The life-changing experience for me was the moment I started practising Buddhism; it changed my entire perspective on life. It makes me look at my life as a practice and so everyday I’m practising to do better and be kinder to myself and others. I’m fortunate enough to have a piano and to create music, I spend a lot of time making music and being able to channel that creative energy as a form of self-care is really life-changing.
What’s a question you don’t hear asked enough?
Everybody looks at you as a celebrity and thinks you’ve got everything going on but I think the questions people ask less are, “are you okay?” I am okay but I struggle like everyone else. I struggle with feeling and experiencing that I am a powerful person who has changed the world but I’m obviously not powerful enough if I can’t stop the chaos that’s happening.
Sometimes I am faced with so much ignorance from every corner of our society, from white communities, as well as black and other communities of colour. There are moments when I want to give up. I’m in the entertainment business so my primary objective is to entertain but it’s hard when you know what the world really needs right now is education.
Dresses: Monsoori
Earrings: SHW Jewelry
Right:
Dress: Haleia
Earrings: Erickson Beamon
The burden of education is often put on the marginalised to administer, and much has gone unheeded – maybe the younger generation of certain communities don’t want to spend their lives educating their oppressor.
You are very correct. I think that that’s part of my dilemma. I can hear something saying “stop”. People ask me for my thoughts on the youth struggling with the policies that are happening – and I think to myself, “when I was coming up, saying I was trans was a fraud.” It does not mean that you have to fight at every turn, you have to learn to navigate the environment and be smart about the way that things are laid out.
If you cannot value who I am and what I contribute, then I will remove myself. There is power in removing yourself and so many of us LGBTQ people have done that with our families.
I think that you are definitely onto something and the resources that we fundraised on to educate people who don’t want to be educated, we can actually use those resources in a different way.
What’s one creative hurdle you had to overcome to take your career to the next level?
I am a trans woman who was able to find their identity through drag. When I was doing drag, I was lip-syncing because it was the arena in which trans people could be entertainers. I grew up playing piano by the ear in the fourth grade, in church choirs, swing choir, singing Italian, just everything. But I did not know how to transition vocally so that’s why I opted for just lip-syncing. Eventually, I just pushed myself and got enough courage to start going to open mics and learning guitar. I remember my last drag show where I brought my acoustic guitar and started performing instead of lip syncing – I would not be who I am today if I had not crossed that hurdle.
Earrings: Erickson Beamon
Your departure from Pose took many by surprise…

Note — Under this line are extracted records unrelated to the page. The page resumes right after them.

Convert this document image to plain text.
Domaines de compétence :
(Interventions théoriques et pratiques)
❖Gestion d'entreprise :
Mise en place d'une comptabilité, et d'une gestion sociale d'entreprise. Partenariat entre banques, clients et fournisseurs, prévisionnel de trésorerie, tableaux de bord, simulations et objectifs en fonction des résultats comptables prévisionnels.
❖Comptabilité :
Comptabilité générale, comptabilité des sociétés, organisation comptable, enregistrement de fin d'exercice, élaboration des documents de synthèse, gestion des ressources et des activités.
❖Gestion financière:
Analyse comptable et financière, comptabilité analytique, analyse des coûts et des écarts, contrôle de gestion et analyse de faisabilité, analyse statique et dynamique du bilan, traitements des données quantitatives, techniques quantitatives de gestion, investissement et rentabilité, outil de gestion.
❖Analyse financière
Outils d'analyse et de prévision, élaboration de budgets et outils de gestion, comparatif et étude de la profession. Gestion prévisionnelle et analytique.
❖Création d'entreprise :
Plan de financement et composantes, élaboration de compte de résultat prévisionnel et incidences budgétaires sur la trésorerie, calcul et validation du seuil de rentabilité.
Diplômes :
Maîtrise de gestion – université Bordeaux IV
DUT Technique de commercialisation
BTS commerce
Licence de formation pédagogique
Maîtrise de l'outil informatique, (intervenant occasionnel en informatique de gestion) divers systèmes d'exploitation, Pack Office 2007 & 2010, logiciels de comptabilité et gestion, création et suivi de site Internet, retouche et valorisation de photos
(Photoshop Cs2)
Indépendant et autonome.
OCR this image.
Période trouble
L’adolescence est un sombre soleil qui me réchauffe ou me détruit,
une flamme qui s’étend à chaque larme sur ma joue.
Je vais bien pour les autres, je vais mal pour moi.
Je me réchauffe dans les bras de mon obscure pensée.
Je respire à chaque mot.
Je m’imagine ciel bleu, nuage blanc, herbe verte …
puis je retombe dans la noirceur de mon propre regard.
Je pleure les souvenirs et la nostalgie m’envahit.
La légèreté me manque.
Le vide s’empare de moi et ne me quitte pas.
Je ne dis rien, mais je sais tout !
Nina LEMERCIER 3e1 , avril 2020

So many people speculated what was really going on there, but trust me, one thing I know is that it was in no way, shape or form punitive towards me. Ryan Murphy loves me and, he thought that I could really take that moment and make something out of it. I did not want to go at first, but I did not vocalise it. Ryan Murphy called me up and told me Candy’s journey on Pose was coming to an end. He also told me within the same conversation that I would be moving over to American Horror Story. It was abrupt, the fans felt it was a little soon as well but I think that we told a story the hit to a lot of people’s hearts.
What is your FAULT?
We all live in a difficult patriarchal society, it’s misogynistic but I’m only human and when it comes to men as much as those problems exist, I am still attracted to them! That is a flaw and a FAULT that I will have no matter what! I’ve been more open and more fluid, I do date women, as well now, but I don’t think I will ever not be attracted to men – and that is just a FAULT that I will carry to the grave.